In the Alerts tab, you'll see the alert that started the investigation.
The Machines tab shows where the alert was seen.
The Threats tab shows the entities that were found to be malicious during the investigation.
During an Automated investigation, details about each analyzed entity is categorized in the Entities tab. You'll be able to see the determination for each entity type, such as whether it was determined to be malicious, suspicious, or clean.
The Log tab reflects the chronological detailed view of all the investigation actions taken on the alert.
If there are pending actions on the investigation, the Pending actions tab will be displayed where you can approve or reject actions. You can also go to the Action center to get an aggregated view all pending actions and manage remediaton actions. It also acts as an audit trail for all Automated investigation actions.
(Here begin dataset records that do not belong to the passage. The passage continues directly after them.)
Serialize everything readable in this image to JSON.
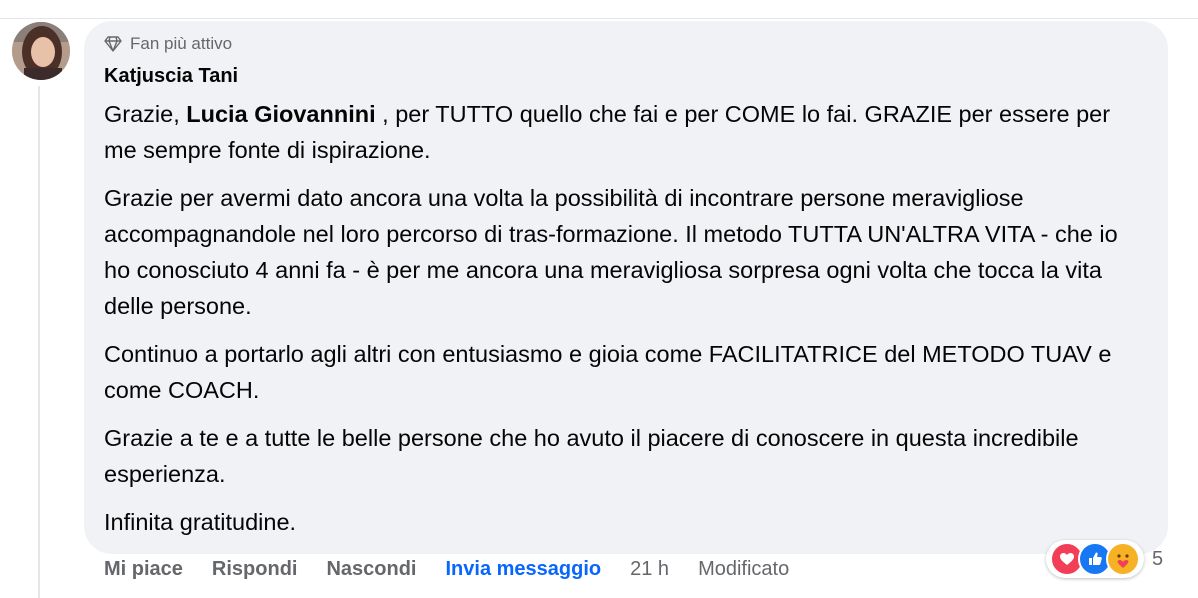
{
  "comment": {
    "badge": "Fan più attivo",
    "author": "Katjuscia Tani",
    "paragraphs": [
      {
        "before": "Grazie, ",
        "mention": "Lucia Giovannini",
        "after": " , per TUTTO quello che fai e per COME lo fai. GRAZIE per essere per me sempre fonte di ispirazione."
      },
      {
        "text": "Grazie per avermi dato ancora una volta la possibilità di incontrare persone meravigliose accompagnandole nel loro percorso di tras-formazione. Il metodo TUTTA UN'ALTRA VITA - che io ho conosciuto 4 anni fa - è per me ancora una meravigliosa sorpresa ogni volta che tocca la vita delle persone."
      },
      {
        "text": "Continuo a portarlo agli altri con entusiasmo e gioia come FACILITATRICE del METODO TUAV e come COACH."
      },
      {
        "text": "Grazie a te e a tutte le belle persone che ho avuto il piacere di conoscere in questa incredibile esperienza."
      },
      {
        "text": "Infinita gratitudine."
      }
    ]
  },
  "actions": {
    "like": "Mi piace",
    "reply": "Rispondi",
    "hide": "Nascondi",
    "message": "Invia messaggio",
    "time": "21 h",
    "edited": "Modificato"
  },
  "reactions": {
    "icons": [
      "heart-icon",
      "like-icon",
      "care-icon"
    ],
    "count": "5"
  },
  "colors": {
    "bubble": "#f0f2f5",
    "link": "#0866ff",
    "secondary_text": "#65676b",
    "love": "#f33e58",
    "like": "#1877f2",
    "care": "#f7b125"
  }
}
How an Automated investigation expands its scope
While an investigation is running, any other alert generated from the machine will be added to an ongoing Automated investigation until that investigation is completed. In addition, if the same threat is seen on other machines, those machines are added to the investigation.
If an incriminated entity is seen in another machine, the Automated investigation will expand the investigation to include that machine and a generic machine playbook will start on that machine. If 10 or more machines are found during this expansion process from the same entity, then that expansion action will require an approval and will be seen in the Pending actions view.
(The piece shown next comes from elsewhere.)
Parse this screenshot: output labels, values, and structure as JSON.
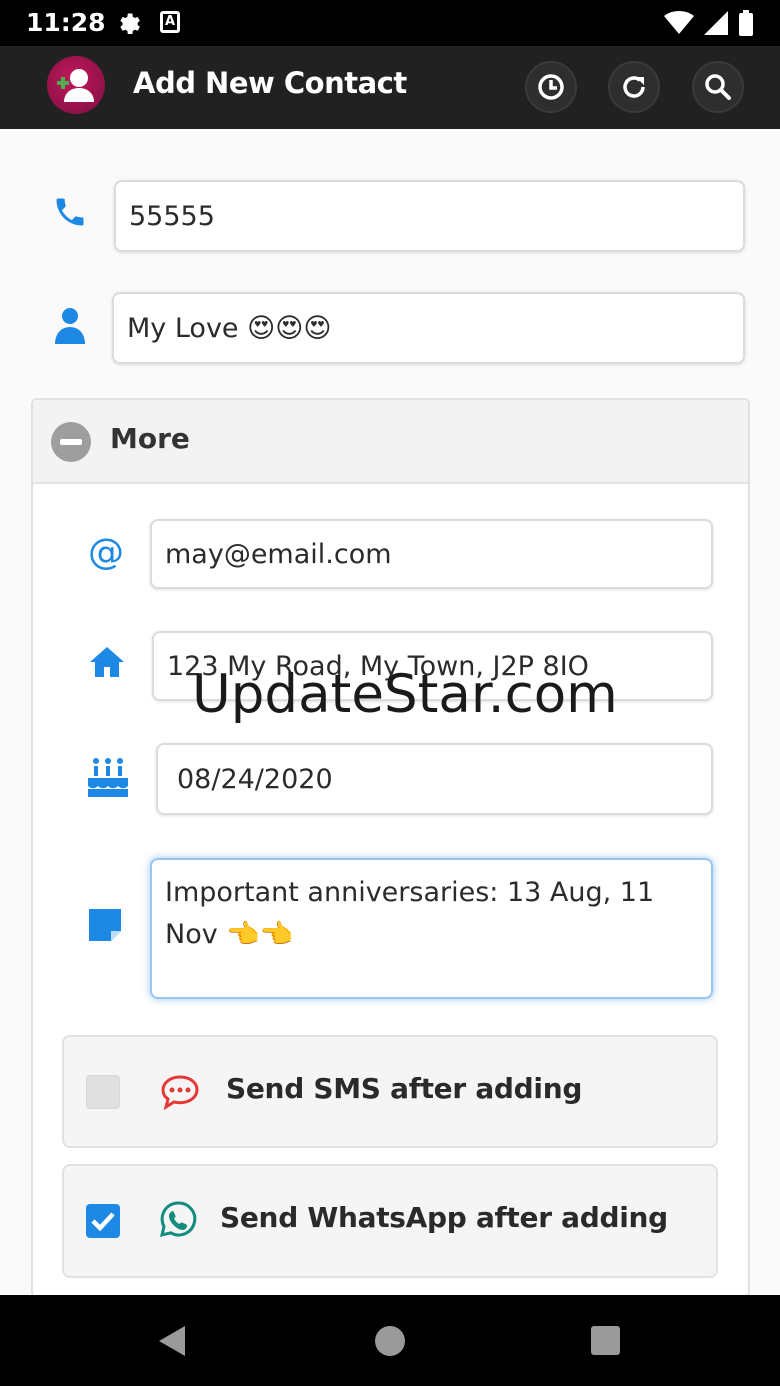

How threats are remediated
Depending on how you set up the machine groups and their level of automation, the Automated investigation will either require user approval (default) or automatically remediate threats.
You can configure the following levels of automation:
|Not protected||Machines will not get any automated investigations run on them.|
|Semi - require approval for any remediation||This is the default automation level.
An approval is needed for any remediation action.
|Semi - require approval for non-temp folders remediation||An approval is required on files or executables that are not in temporary folders.
Files or executables in temporary folders, such as the user's download folder or the user's temp folder, will automatically be remediated if needed.
|Semi - require approval for core folders remediation||An approval is required on files or executables that are in the operating system directories such as Windows folder and Program files folder.
Files or executables in all other folders will automatically be remediated if needed.
|Full - remediate threats automatically||All remediation actions will be performed automatically.|
For more information on how to configure these automation levels, see Create and manage machine groups.
The default machine group is configured for semi-automatic remediation. This means that any malicious entity that needs to be remediated requires an approval and the investigation is added to the Pending actions section, this can be changed to fully automatic so that no user approval is needed.
When a pending action is approved, the entity is then remediated and this new state is reflected in the Entities tab of the investigation.